A abordagem sensível do conturbado período da adolescência – e, em particular, da descoberta da homossexualidade – em “Hoje eu quero voltar sozinho”, de Daniel Ribeiro, traz à tona, em certa medida, os excepcionais “Delicada atração” (1996), de Hettie MacDonald, centrado no início de relação entre dois rapazes na periferia de Londres, e “Amigas de colégio” (1998), de Lukas Moodysson, sobre o vínculo travado entre duas moças numa pequena cidade da Suécia. O que confere qualidade a essas produções é a intimidade dos realizadores com o universo jovem retratado.
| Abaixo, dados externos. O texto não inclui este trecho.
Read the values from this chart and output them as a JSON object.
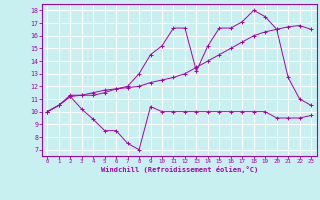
{
  "xlabel": "Windchill (Refroidissement éolien,°C)",
  "bg_color": "#c8f0f0",
  "line_color": "#aa00aa",
  "grid_color": "#ffffff",
  "xlim": [
    -0.5,
    23.5
  ],
  "ylim": [
    6.5,
    18.5
  ],
  "xticks": [
    0,
    1,
    2,
    3,
    4,
    5,
    6,
    7,
    8,
    9,
    10,
    11,
    12,
    13,
    14,
    15,
    16,
    17,
    18,
    19,
    20,
    21,
    22,
    23
  ],
  "yticks": [
    7,
    8,
    9,
    10,
    11,
    12,
    13,
    14,
    15,
    16,
    17,
    18
  ],
  "line1_x": [
    0,
    1,
    2,
    3,
    4,
    5,
    6,
    7,
    8,
    9,
    10,
    11,
    12,
    13,
    14,
    15,
    16,
    17,
    18,
    19,
    20,
    21,
    22,
    23
  ],
  "line1_y": [
    10.0,
    10.5,
    11.2,
    10.2,
    9.4,
    8.5,
    8.5,
    7.5,
    7.0,
    10.4,
    10.0,
    10.0,
    10.0,
    10.0,
    10.0,
    10.0,
    10.0,
    10.0,
    10.0,
    10.0,
    9.5,
    9.5,
    9.5,
    9.7
  ],
  "line2_x": [
    0,
    1,
    2,
    3,
    4,
    5,
    6,
    7,
    8,
    9,
    10,
    11,
    12,
    13,
    14,
    15,
    16,
    17,
    18,
    19,
    20,
    21,
    22,
    23
  ],
  "line2_y": [
    10.0,
    10.5,
    11.3,
    11.3,
    11.5,
    11.7,
    11.8,
    11.9,
    12.0,
    12.3,
    12.5,
    12.7,
    13.0,
    13.5,
    14.0,
    14.5,
    15.0,
    15.5,
    16.0,
    16.3,
    16.5,
    16.7,
    16.8,
    16.5
  ],
  "line3_x": [
    0,
    1,
    2,
    3,
    4,
    5,
    6,
    7,
    8,
    9,
    10,
    11,
    12,
    13,
    14,
    15,
    16,
    17,
    18,
    19,
    20,
    21,
    22,
    23
  ],
  "line3_y": [
    10.0,
    10.5,
    11.2,
    11.3,
    11.3,
    11.5,
    11.8,
    12.0,
    13.0,
    14.5,
    15.2,
    16.6,
    16.6,
    13.2,
    15.2,
    16.6,
    16.6,
    17.1,
    18.0,
    17.5,
    16.5,
    12.7,
    11.0,
    10.5
  ]
}
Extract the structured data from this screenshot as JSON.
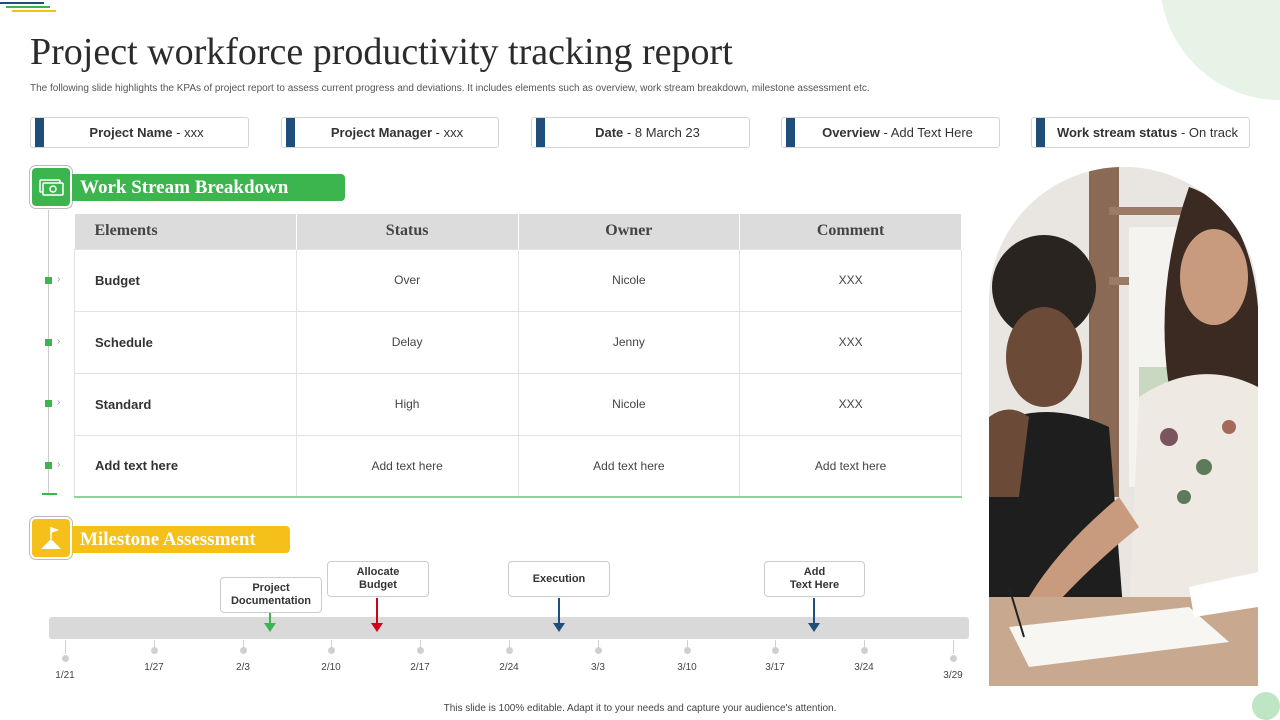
{
  "title": "Project workforce productivity tracking report",
  "subtitle": "The following slide highlights the KPAs of project report to assess current progress and deviations. It includes elements  such as overview, work stream breakdown, milestone assessment etc.",
  "info": [
    {
      "label": "Project Name",
      "value": " - xxx"
    },
    {
      "label": "Project Manager",
      "value": " - xxx"
    },
    {
      "label": "Date",
      "value": " - 8 March 23"
    },
    {
      "label": "Overview",
      "value": " - Add Text Here"
    },
    {
      "label": "Work stream status",
      "value": "  - On track"
    }
  ],
  "work_stream": {
    "heading": "Work Stream Breakdown",
    "columns": [
      "Elements",
      "Status",
      "Owner",
      "Comment"
    ],
    "rows": [
      [
        "Budget",
        "Over",
        "Nicole",
        "XXX"
      ],
      [
        "Schedule",
        "Delay",
        "Jenny",
        "XXX"
      ],
      [
        "Standard",
        "High",
        "Nicole",
        "XXX"
      ],
      [
        "Add text here",
        "Add text here",
        "Add text here",
        "Add text here"
      ]
    ]
  },
  "milestone": {
    "heading": "Milestone Assessment",
    "ticks": [
      "1/21",
      "1/27",
      "2/3",
      "2/10",
      "2/17",
      "2/24",
      "3/3",
      "3/10",
      "3/17",
      "3/24",
      "3/29"
    ],
    "items": [
      {
        "label": "Project\nDocumentation",
        "color": "#3cb54e"
      },
      {
        "label": "Allocate\nBudget",
        "color": "#d0021b"
      },
      {
        "label": "Execution",
        "color": "#1f4e79"
      },
      {
        "label": "Add\nText Here",
        "color": "#1f4e79"
      }
    ]
  },
  "colors": {
    "accent_green": "#3cb54e",
    "accent_yellow": "#f5c01a",
    "navy": "#1f4e79"
  },
  "icons": {
    "work_stream": "money-icon",
    "milestone": "flag-icon"
  },
  "footer": "This slide is 100% editable.  Adapt it to your needs and capture your audience's attention."
}
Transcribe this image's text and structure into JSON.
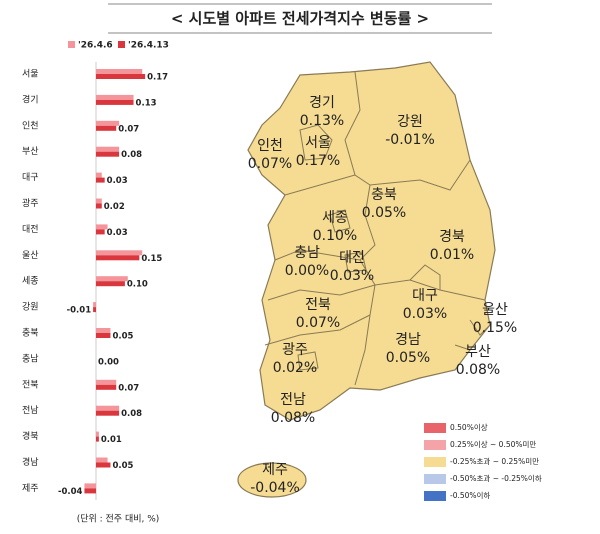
{
  "chart_data": {
    "type": "bar",
    "orientation": "horizontal",
    "title": "< 시도별 아파트 전세가격지수 변동률 >",
    "note": "(단위 : 전주 대비, %)",
    "categories": [
      "서울",
      "경기",
      "인천",
      "부산",
      "대구",
      "광주",
      "대전",
      "울산",
      "세종",
      "강원",
      "충북",
      "충남",
      "전북",
      "전남",
      "경북",
      "경남",
      "제주"
    ],
    "xlim": [
      -0.09,
      0.27
    ],
    "series": [
      {
        "name": "'26.4.6",
        "color": "#f4959b",
        "values": [
          0.16,
          0.13,
          0.08,
          0.08,
          0.02,
          0.02,
          0.04,
          0.16,
          0.11,
          -0.01,
          0.05,
          0.0,
          0.07,
          0.08,
          0.01,
          0.04,
          -0.04
        ]
      },
      {
        "name": "'26.4.13",
        "color": "#d9363e",
        "values": [
          0.17,
          0.13,
          0.07,
          0.08,
          0.03,
          0.02,
          0.03,
          0.15,
          0.1,
          -0.01,
          0.05,
          0.0,
          0.07,
          0.08,
          0.01,
          0.05,
          -0.04
        ],
        "value_labels": [
          "0.17",
          "0.13",
          "0.07",
          "0.08",
          "0.03",
          "0.02",
          "0.03",
          "0.15",
          "0.10",
          "-0.01",
          "0.05",
          "0.00",
          "0.07",
          "0.08",
          "0.01",
          "0.05",
          "-0.04"
        ]
      }
    ],
    "map": {
      "regions": [
        {
          "name": "경기",
          "value_label": "0.13%"
        },
        {
          "name": "강원",
          "value_label": "-0.01%"
        },
        {
          "name": "인천",
          "value_label": "0.07%"
        },
        {
          "name": "서울",
          "value_label": "0.17%"
        },
        {
          "name": "충북",
          "value_label": "0.05%"
        },
        {
          "name": "세종",
          "value_label": "0.10%"
        },
        {
          "name": "충남",
          "value_label": "0.00%"
        },
        {
          "name": "대전",
          "value_label": "0.03%"
        },
        {
          "name": "경북",
          "value_label": "0.01%"
        },
        {
          "name": "대구",
          "value_label": "0.03%"
        },
        {
          "name": "울산",
          "value_label": "0.15%"
        },
        {
          "name": "전북",
          "value_label": "0.07%"
        },
        {
          "name": "경남",
          "value_label": "0.05%"
        },
        {
          "name": "부산",
          "value_label": "0.08%"
        },
        {
          "name": "광주",
          "value_label": "0.02%"
        },
        {
          "name": "전남",
          "value_label": "0.08%"
        },
        {
          "name": "제주",
          "value_label": "-0.04%"
        }
      ],
      "fill": "#f6dc92",
      "legend": [
        {
          "label": "0.50%이상",
          "color": "#e8636a"
        },
        {
          "label": "0.25%이상 ~ 0.50%미만",
          "color": "#f4a3a8"
        },
        {
          "label": "-0.25%초과 ~ 0.25%미만",
          "color": "#f6dc92"
        },
        {
          "label": "-0.50%초과 ~ -0.25%이하",
          "color": "#b7c8e8"
        },
        {
          "label": "-0.50%이하",
          "color": "#4472c4"
        }
      ]
    }
  }
}
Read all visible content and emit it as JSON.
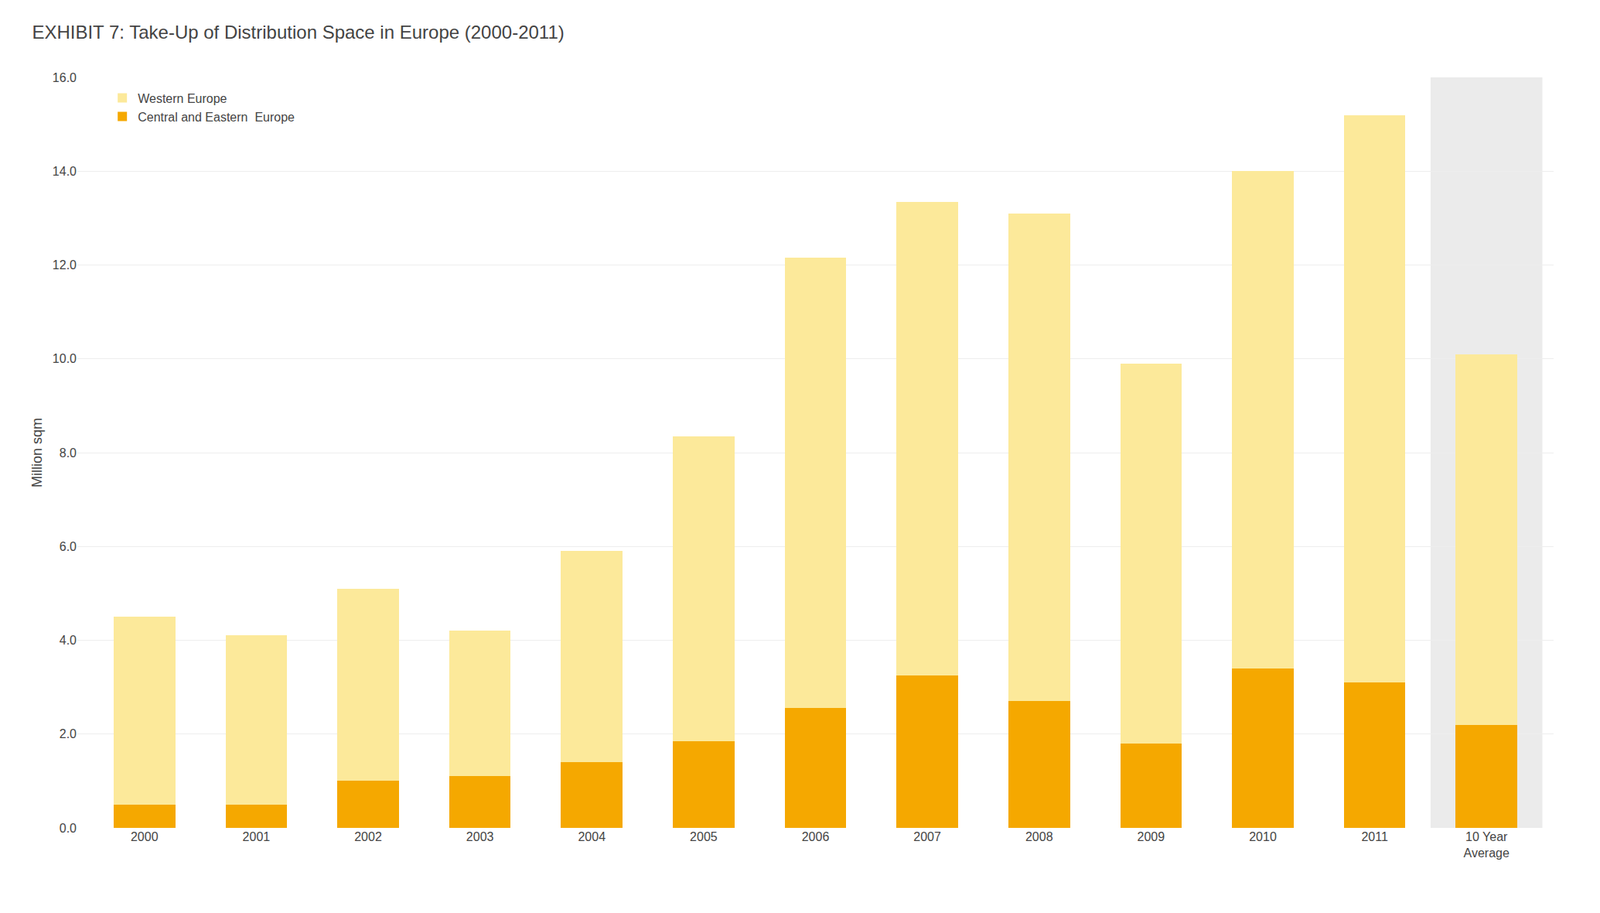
{
  "chart_data": {
    "type": "bar",
    "title": "EXHIBIT 7: Take-Up of Distribution Space in Europe (2000-2011)",
    "ylabel": "Million sqm",
    "categories": [
      "2000",
      "2001",
      "2002",
      "2003",
      "2004",
      "2005",
      "2006",
      "2007",
      "2008",
      "2009",
      "2010",
      "2011",
      "10 Year\nAverage"
    ],
    "series": [
      {
        "name": "Central and Eastern  Europe",
        "color": "#f5a800",
        "values": [
          0.5,
          0.5,
          1.0,
          1.1,
          1.4,
          1.85,
          2.55,
          3.25,
          2.7,
          1.8,
          3.4,
          3.1,
          2.2
        ]
      },
      {
        "name": "Western Europe",
        "color": "#fce99a",
        "values": [
          4.0,
          3.6,
          4.1,
          3.1,
          4.5,
          6.5,
          9.6,
          10.1,
          10.4,
          8.1,
          10.6,
          12.1,
          7.9
        ]
      }
    ],
    "stacked": true,
    "ylim": [
      0,
      16.0
    ],
    "yticks": [
      {
        "value": 0.0,
        "label": "0.0"
      },
      {
        "value": 2.0,
        "label": "2.0"
      },
      {
        "value": 4.0,
        "label": "4.0"
      },
      {
        "value": 6.0,
        "label": "6.0"
      },
      {
        "value": 8.0,
        "label": "8.0"
      },
      {
        "value": 10.0,
        "label": "10.0"
      },
      {
        "value": 12.0,
        "label": "12.0"
      },
      {
        "value": 14.0,
        "label": "14.0"
      },
      {
        "value": 16.0,
        "label": "16.0"
      }
    ],
    "grid": true,
    "legend": "upper left"
  }
}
Em “Hoje eu quero voltar sozinho”, Daniel Ribeiro retoma os personagens de seu consagrado curta “Eu não quero voltar sozinho” (2010). O ponto de partida é o mesmo: a chegada de um novo aluno, Gabriel (Fabio Audi), ao colégio, que se aproxima imediatamente de dois amigos inseparáveis, Leonardo (Ghilherme Lobo), menino cego, e Giovana (Tess Coelho). Os rapazes logo estabelecem cumplicidade, gerando ciúmes em Giovana, interessada em Leonardo.
O cineasta, que também assina o roteiro, aproveita situações do curta: o trabalho de escola feito por Leonardo e Gabriel; a confissão de Leonardo a Giovana referente à sensação de que está apaixonado por Gabriel; o moletom que Gabriel esquece na casa de Leonardo; e o primeiro beijo dos rapazes (em espaços diferentes, no curta e no longa). Daniel Ribeiro se vale ainda de personagens mencionados no curta, como Karina e Larissa, as colegas da escola.
Entretanto, apesar de todas as semelhanças, o diretor segue percursos um pouco diversos. No curta, o foco recaía sobre o flerte juvenil entre Leonardo e Gabriel. No longa, os personagens ressurgem em idade mais avançada e a sexualidade, naturalmente, ganha mais destaque. A família tem agora um peso relevante. Com necessidade de afirmar sua independência frente a uma mãe (Lúcia Romano) afetuosa, mas superprotetora, Leonardo busca uma maior autonomia no cotidiano, viaja com os colegas e planeja fazer um intercâmbio. Encontra mais compreensão nas figuras menos inflamadas do pai (Eucir de Souza) e da avó (Selma Egrei). E o ambiente do colégio se torna mais agressivo, com cenas que realçam o bullying sofrido por Leonardo, que, contudo, não se intimida diante do preconceito.
O resultado é satisfatório. A ótima direção de Daniel Ribeiro fica evidenciada na condução do elenco (os atores principais são os mesmos do curta), bastante bem (especialmente, Ghilherme Lobo). Não por acaso, “Hoje eu quero voltar sozinho” recebeu, na última edição do Festival de Berlim, o Prêmio da Fipresci (Federação Internacional de Críticos de Cinema), destinado ao melhor filme da Mostra Panorama, e o Teddy, voltado para produções de temática homossexual. Cabe lembrar que o cineasta já tinha saído premiado de Berlim com outro curta, “Café com leite” (2007), que conquistou o Urso de Cristal na Mostra Generation 14plus.
A excelência só não é mantida no final, seja pela preocupação em inserir um desfecho feliz para Giovana, algo que soa artificial, seja por um tom de discurso no gesto emblemático de Leonardo e Gabriel, que destoa da organicidade perceptível no restante do tempo. Nada, porém, que prejudique um filme que, sem dúvida, merece ser priorizado pelo espectador.